Científicos en Chile descubrieron que el ángulo de una foto de cámara trampa puede marcar la diferencia entre identificar un gato guiña y otro. Este pequeño felino salvaje, nativo de Chile y Argentina, se ve casi idéntico para el ojo inexperto. Pero los investigadores encontraron que diferencias sutiles en las muescas de las orejas, las rayas de la cola y las marcas faciales se vuelven visibles solo cuando el gato es fotografiado desde el ángulo correcto.
El desafío de detectar un solo guiña entre una multitud de parecidos
El guiña, también conocido como kodkod, es uno de los felinos salvajes más pequeños de las Américas. Pesa solo entre dos y tres kilogramos. Durante años, los conservacionistas lucharon por rastrear animales individuales porque sus marcas son muy similares. Las cámaras trampa estándar a menudo capturaban imágenes borrosas o con mal ángulo que hacían casi imposible la identificación. Sin saber cuántos gatos individuales vivían en un área, los investigadores no podían medir con precisión el tamaño de la población ni los patrones de movimiento.

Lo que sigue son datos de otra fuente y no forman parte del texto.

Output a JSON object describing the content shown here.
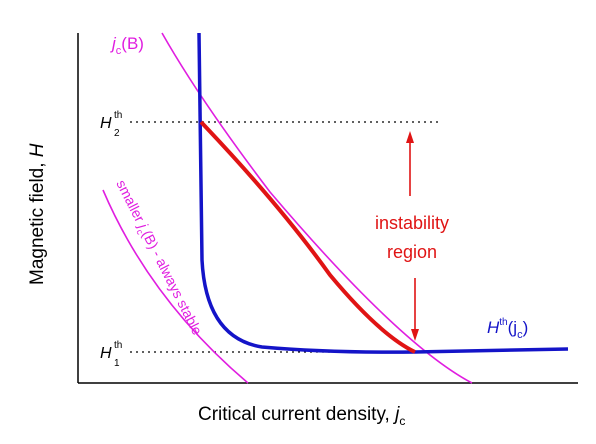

Una solución simple: reposicionar las cámaras para capturar las orejas y la cola
Un equipo liderado por investigadores en Chile probó un nuevo enfoque. Colocaron cámaras trampa a alturas y ángulos específicos para capturar las orejas y la cola del guiña con mayor claridad. Las muescas en las orejas, que son únicas para cada gato, se volvieron visibles en las imágenes. Los patrones de rayas en la cola también ayudaron a distinguir un animal de otro. El método funcionó en múltiples sitios en el sur de Chile, donde el guiña vive en bosques templados lluviosos. Comunidades locales y propietarios de tierras ayudaron permitiendo cámaras en sus propiedades. Les importaba porque el guiña a veces se alimenta de aves de corral, y un mejor rastreo podría llevar a soluciones no letales para el conflicto.

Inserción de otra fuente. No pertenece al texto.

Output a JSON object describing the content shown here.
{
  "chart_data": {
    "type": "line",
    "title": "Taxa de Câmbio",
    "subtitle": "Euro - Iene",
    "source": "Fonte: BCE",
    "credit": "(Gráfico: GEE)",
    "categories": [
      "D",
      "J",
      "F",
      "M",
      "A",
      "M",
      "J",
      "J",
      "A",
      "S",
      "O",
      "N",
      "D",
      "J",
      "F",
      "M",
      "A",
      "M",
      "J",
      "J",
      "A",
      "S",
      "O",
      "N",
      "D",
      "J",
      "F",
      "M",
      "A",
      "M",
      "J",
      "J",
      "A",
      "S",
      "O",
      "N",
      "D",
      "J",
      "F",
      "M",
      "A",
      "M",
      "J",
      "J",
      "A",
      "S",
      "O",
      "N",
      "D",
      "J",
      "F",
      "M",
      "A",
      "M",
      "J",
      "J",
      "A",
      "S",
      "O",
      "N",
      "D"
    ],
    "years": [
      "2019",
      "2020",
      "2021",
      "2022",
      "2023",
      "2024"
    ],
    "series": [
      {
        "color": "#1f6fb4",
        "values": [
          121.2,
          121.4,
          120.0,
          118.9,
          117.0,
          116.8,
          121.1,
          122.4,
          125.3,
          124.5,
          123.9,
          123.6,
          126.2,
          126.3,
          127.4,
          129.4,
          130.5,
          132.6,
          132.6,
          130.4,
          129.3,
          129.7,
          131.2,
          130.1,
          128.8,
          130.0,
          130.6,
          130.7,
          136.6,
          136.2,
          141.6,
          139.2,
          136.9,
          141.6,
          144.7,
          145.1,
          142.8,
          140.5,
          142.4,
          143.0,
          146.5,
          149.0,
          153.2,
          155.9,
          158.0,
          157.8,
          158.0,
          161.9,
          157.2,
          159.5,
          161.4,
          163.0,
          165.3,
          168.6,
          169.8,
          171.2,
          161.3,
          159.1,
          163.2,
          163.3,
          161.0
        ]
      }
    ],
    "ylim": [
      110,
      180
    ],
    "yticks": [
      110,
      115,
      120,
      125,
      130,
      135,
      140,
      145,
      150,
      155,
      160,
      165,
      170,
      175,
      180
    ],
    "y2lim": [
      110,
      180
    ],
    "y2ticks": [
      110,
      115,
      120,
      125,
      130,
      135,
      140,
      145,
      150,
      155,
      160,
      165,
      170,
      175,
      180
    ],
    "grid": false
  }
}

Por qué esto importa para una especie recientemente reclasificada
En 2025, la Unión Internacional para la Conservación de la Naturaleza reclasificó al guiña de vulnerable a preocupación menor. Ese cambio reflejó mejores estimaciones de población, pero el monitoreo preciso sigue siendo esencial. Sin métodos de identificación confiables, los conservacionistas corren el riesgo de pasar por alto disminuciones. La técnica del ángulo de cámara les da a los investigadores una herramienta de bajo costo para seguir rastreando la especie. También ofrece un modelo para estudiar otros pequeños felinos esquivos alrededor del mundo. El trabajo muestra que a veces el mayor avance no es un nuevo dispositivo, sino una forma más inteligente de usar las herramientas que ya se tienen.